O procedimento, de acordo com ele, é célere e simples. Com o nascimento do bebê é realizada avaliação por psicólogo(a) da Vara da Infância, visando certificar se a decisão não é fruto de eventual efeito do estado gestacional e puerperal. A ideia não é convencer do contrário, mas sim acolher a gestante e confirmar se o desejo é consciente, nada mais que isso. Após o nascimento da criança, será realizada audiência judicial para confirmação da entrega para adoção. “É uma audiência simples e acolhedora, sem o ritual de uma audiência normal. Finalizado o ato e passados 10 dias para eventual arrependimento, o estágio de entrega para adoção pela gestante está concluído. Se ela desejar apoio psicológico contínuo, a seu exclusivo critério, deve ser fornecido gratuitamente pelo poder público”, esclareceu, complementando que com o nascimento da criança, o prazo de arrependimento é de 10 dias após a audiência judicial para confirmar a entrega para adoção. Ultrapassado esse prazo, a entrega se torna irreversível.
O promotor disse ainda que as crianças, frutos da entrega legal, são encaminhadas diretamente para adoção por pessoa ou casal inscrito no Sistema Nacional de Adoção e Acolhimento, previamente habilitados para adotar pela Vara da Infância e Juventude. “A depender do desejo da gestante, o casal ou pessoa pode, inclusive, após o nascimento, receber a criança diretamente no hospital”, elucidou.

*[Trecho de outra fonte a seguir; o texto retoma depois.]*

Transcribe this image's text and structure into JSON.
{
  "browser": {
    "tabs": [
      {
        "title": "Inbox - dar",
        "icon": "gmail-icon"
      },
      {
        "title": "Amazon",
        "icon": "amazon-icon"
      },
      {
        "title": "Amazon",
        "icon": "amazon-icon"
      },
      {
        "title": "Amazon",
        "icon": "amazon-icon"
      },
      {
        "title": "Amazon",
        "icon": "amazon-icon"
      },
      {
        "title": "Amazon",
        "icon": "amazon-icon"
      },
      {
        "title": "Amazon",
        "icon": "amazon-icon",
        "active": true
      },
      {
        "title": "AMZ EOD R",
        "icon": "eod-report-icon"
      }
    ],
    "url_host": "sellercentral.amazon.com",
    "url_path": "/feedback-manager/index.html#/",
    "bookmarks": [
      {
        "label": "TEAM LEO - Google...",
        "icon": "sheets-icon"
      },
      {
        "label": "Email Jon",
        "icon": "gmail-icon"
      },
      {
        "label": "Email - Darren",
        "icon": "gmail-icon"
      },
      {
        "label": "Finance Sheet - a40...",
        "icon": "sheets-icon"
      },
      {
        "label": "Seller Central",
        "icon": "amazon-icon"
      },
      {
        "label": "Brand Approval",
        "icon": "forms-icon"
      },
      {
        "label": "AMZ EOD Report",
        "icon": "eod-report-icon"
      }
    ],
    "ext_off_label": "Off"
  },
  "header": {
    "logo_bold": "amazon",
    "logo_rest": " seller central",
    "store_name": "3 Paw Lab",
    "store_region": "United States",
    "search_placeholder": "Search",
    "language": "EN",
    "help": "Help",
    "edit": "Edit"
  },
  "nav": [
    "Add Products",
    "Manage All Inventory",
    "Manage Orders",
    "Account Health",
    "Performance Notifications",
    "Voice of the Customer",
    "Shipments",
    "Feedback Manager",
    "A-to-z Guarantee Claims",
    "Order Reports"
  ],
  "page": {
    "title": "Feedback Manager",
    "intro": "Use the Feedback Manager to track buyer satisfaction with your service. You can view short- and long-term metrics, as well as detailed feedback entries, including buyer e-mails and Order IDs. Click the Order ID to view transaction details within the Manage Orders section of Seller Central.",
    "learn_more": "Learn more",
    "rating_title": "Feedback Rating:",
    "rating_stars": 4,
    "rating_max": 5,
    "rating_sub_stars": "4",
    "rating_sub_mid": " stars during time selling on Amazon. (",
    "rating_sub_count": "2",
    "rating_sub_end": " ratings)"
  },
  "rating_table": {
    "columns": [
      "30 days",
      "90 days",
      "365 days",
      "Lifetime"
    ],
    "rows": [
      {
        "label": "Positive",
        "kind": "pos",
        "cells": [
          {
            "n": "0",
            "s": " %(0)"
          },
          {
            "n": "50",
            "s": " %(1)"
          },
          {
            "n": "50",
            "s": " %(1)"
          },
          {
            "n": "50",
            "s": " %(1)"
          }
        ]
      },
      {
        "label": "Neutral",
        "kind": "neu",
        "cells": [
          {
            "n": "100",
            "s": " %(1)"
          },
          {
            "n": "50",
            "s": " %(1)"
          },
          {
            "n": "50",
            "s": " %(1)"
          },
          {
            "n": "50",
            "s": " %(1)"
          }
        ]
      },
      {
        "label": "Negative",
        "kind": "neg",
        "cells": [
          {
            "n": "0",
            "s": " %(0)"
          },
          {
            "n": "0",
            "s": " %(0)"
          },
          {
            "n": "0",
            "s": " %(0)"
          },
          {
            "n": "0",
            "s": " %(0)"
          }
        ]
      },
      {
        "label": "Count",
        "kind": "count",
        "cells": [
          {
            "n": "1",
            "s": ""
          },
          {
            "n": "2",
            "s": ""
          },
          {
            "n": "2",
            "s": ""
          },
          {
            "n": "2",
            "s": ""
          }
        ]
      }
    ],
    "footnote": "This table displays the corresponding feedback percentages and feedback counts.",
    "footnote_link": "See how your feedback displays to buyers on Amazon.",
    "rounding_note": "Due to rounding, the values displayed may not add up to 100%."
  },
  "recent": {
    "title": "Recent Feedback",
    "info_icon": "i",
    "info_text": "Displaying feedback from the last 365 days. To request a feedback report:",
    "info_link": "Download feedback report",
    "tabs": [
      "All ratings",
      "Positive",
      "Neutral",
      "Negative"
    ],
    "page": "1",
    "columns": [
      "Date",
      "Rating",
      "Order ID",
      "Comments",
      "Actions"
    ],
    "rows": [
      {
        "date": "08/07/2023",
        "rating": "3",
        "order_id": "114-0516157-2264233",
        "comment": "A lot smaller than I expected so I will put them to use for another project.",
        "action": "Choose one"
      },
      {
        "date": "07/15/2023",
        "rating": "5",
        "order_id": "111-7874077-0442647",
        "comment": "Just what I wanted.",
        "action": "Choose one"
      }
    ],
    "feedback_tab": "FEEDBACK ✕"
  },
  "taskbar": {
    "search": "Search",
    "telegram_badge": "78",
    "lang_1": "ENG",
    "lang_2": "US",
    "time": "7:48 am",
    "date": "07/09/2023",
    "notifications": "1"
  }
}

O promotor também ilustrou que Araucária tem, em média, quatro entregas para adoção por ano.
Acolhimento
O Conselho Tutelar de Araucária esclareceu que recebe uma grande demanda de pedidos nesse sentido, e que a função do órgão é acolher, proteger e instruir as mães e encaminhá-las para a Vara da Infância e Juventude, para os trâmites legais. “É tudo muito sigiloso, desde a chegada dela aqui no Conselho, a escuta, quando ela manifesta o desejo da entrega da criança para adoção, até o início do processo. Inclusive no próprio hospital onde ela dará à luz, toda a equipe é orientada quanto à necessidade do sigilo absoluto. Às vezes também nos deparamos com algumas questões de juízos de valores, mas sempre conseguimos contornar isso e tanto a mulher quanto a criança têm seus direitos resguardados”, explicou o Conselho.
O órgão reforça que a entrega legal é um ato de amor, mas ao mesmo tempo, carrega histórias de muita dor e sofrimento. “Não é fácil entregar um filho para adoção, sempre existe uma história de dor e de tristeza por trás disso. As mulheres chegam chorando, às vezes com uma história de violência, de abuso, de abandono, de muito sofrimento. Mas elas reconhecem que neste momento, não possuem condições ou capacidade para dar aos filhos(as) o que eles(as) precisam”, destaca.
O Conselho Tutelar reforça que as mulheres, quando decidem pela entrega legal, geralmente estão muito vulneráveis, e quando procuram o órgão, acabam encontrando segurança, porque sabem que serão acompanhadas e protegidas durante todo o processo. “Sabemos que existem pessoas com má intenção, que tentam corromper as mulheres que estão nessa situação, e isso não é correto. Toda doação ou mesmo negociação fora do que prevê o ECA, é crime”, alerta o Conselho.